Release date: 30 May 2011

 

Limited edition gold vinyl with bonus track.

 

 

 

It’s apt the first line of Kiwi Hollie Fullbrook’s debut album as Tiny Ruins is, "Lean in friend, and I’ll tell you a tale." Much like the ramblings of a weathered elder, her songs are best given full attention, and it’s absolutely nothing like work to do so. They take a defiantly quiet, minimal approach to music and a maximalist palate to her words, and are barely accompanied by the softest acoustic guitar and only occasional backing vocals. In fact, to its credit, the simplicity of the music in these songs recalls Leonard Cohen’s great Songs of Leonard Cohen, and also the attention paid to the lyrics.



And as successful as it is in striking and maintaining that balance, it’s a trick that we see so often nailed by singer-songwriters these days. The fast-ripening adage that it’s more worth your while to quieten down if you want to be heard is something exploited fully on Some Were Meant for Sea, and Fullbrook is reluctant to muster anything louder than a whisper to make her points. Good thing too, really, seeing as the stories themselves are so intriguing.
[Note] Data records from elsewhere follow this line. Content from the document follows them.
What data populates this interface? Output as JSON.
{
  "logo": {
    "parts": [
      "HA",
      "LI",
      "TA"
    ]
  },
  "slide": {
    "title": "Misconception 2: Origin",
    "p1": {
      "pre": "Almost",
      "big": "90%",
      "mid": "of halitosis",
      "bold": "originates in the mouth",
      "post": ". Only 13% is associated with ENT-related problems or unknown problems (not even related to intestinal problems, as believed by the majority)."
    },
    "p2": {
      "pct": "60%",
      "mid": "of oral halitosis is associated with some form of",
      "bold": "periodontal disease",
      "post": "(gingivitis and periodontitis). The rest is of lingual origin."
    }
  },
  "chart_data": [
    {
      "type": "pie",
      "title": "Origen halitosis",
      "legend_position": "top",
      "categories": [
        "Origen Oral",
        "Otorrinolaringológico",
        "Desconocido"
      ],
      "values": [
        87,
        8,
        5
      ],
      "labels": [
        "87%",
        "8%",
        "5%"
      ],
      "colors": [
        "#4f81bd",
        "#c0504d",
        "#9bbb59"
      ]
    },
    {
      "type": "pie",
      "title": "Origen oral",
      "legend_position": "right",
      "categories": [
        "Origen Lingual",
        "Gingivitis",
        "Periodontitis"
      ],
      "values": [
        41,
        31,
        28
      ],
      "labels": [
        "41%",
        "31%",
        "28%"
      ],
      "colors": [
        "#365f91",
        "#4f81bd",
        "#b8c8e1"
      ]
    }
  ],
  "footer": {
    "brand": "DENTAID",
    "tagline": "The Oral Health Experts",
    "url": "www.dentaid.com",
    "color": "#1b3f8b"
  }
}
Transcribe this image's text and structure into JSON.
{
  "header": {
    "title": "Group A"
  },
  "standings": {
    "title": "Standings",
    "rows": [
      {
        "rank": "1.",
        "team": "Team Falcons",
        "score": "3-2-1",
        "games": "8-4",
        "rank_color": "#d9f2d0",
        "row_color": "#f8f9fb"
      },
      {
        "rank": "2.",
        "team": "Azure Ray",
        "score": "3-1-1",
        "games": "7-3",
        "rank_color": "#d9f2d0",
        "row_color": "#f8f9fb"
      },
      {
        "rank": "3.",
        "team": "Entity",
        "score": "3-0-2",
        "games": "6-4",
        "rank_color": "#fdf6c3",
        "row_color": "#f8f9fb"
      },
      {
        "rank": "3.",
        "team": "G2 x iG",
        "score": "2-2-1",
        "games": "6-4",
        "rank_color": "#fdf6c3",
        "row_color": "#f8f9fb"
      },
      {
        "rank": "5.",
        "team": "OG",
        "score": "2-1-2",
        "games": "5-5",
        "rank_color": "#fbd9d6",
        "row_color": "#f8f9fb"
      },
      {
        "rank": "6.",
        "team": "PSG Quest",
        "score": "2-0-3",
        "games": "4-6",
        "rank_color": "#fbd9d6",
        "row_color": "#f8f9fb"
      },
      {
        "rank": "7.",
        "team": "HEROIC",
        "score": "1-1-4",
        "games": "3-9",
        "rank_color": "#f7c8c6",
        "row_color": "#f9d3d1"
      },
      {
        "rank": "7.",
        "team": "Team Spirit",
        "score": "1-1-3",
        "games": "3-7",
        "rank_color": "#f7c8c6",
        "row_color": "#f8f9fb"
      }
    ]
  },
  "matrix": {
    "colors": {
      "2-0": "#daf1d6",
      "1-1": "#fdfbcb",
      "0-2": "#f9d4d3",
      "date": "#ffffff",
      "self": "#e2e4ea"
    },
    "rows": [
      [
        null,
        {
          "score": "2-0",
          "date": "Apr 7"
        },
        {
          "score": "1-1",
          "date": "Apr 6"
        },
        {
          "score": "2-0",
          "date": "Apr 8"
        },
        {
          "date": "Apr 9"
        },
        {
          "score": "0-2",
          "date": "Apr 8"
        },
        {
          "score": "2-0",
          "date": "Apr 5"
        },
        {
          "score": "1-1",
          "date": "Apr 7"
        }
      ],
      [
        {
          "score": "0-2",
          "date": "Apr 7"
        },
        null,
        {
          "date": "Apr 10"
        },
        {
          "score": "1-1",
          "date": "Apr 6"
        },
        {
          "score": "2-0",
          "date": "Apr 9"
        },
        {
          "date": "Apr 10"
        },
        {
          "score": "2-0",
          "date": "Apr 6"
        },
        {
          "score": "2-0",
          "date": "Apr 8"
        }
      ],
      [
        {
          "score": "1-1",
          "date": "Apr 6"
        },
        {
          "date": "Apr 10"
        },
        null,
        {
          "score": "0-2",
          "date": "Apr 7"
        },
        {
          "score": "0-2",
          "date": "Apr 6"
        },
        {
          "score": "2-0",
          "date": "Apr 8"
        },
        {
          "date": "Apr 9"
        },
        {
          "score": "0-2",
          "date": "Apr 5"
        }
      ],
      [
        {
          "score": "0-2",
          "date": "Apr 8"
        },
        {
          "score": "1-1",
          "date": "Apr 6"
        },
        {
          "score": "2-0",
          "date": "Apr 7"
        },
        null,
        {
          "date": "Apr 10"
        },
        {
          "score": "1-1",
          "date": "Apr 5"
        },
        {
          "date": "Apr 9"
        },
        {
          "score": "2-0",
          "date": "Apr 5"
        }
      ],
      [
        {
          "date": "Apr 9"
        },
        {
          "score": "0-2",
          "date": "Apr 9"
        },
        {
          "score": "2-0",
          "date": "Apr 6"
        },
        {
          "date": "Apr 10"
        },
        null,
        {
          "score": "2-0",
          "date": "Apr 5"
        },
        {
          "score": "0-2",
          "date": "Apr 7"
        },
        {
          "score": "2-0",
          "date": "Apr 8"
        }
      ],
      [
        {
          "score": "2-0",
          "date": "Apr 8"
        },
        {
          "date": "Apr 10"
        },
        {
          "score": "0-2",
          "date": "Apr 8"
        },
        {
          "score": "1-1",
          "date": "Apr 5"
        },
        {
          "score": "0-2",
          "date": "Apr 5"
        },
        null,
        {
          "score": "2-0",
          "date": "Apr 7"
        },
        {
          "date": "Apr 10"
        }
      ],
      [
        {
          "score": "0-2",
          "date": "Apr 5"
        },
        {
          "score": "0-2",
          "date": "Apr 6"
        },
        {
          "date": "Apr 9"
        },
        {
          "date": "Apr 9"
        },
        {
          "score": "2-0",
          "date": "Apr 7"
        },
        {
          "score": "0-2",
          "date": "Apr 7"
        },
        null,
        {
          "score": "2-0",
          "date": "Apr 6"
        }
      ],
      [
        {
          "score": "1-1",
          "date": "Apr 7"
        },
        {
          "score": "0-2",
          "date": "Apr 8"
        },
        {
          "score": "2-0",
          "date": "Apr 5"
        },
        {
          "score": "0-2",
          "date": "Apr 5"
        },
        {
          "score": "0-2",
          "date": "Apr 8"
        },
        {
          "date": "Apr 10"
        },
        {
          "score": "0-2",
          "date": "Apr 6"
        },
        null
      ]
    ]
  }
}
Nautical references throughout pine for an imagined idyll, characters are drawn roundly and sweetly, and it’s difficult not to be enveloped in them. In particular, Pigeon Knows impresses thanks to its careful eking out of a dream-like experience across a substantial six-minute span, with only a piano and almost-imperceptible drones underneath for company. The concluding waltz of Bird in the Thyme also gently lets on fragment after fragment until the lyrical picture is complete, in rather a similar fashion to Nina Nastasia, another master of restraint.



Whether or not you’re sick of craning your neck to hear moulding singer-songwriter tales, there are pockets of interest aplenty to enjoy here. There are also forerunners aplenty to the style, but if anything works in Fullbrook’s favour it’s that she’s obeyed the rules of the genre and managed to tautly weave her stories within it. So lean in close and pay attention to all those gorgeous vignettes – you’ll be glad you did.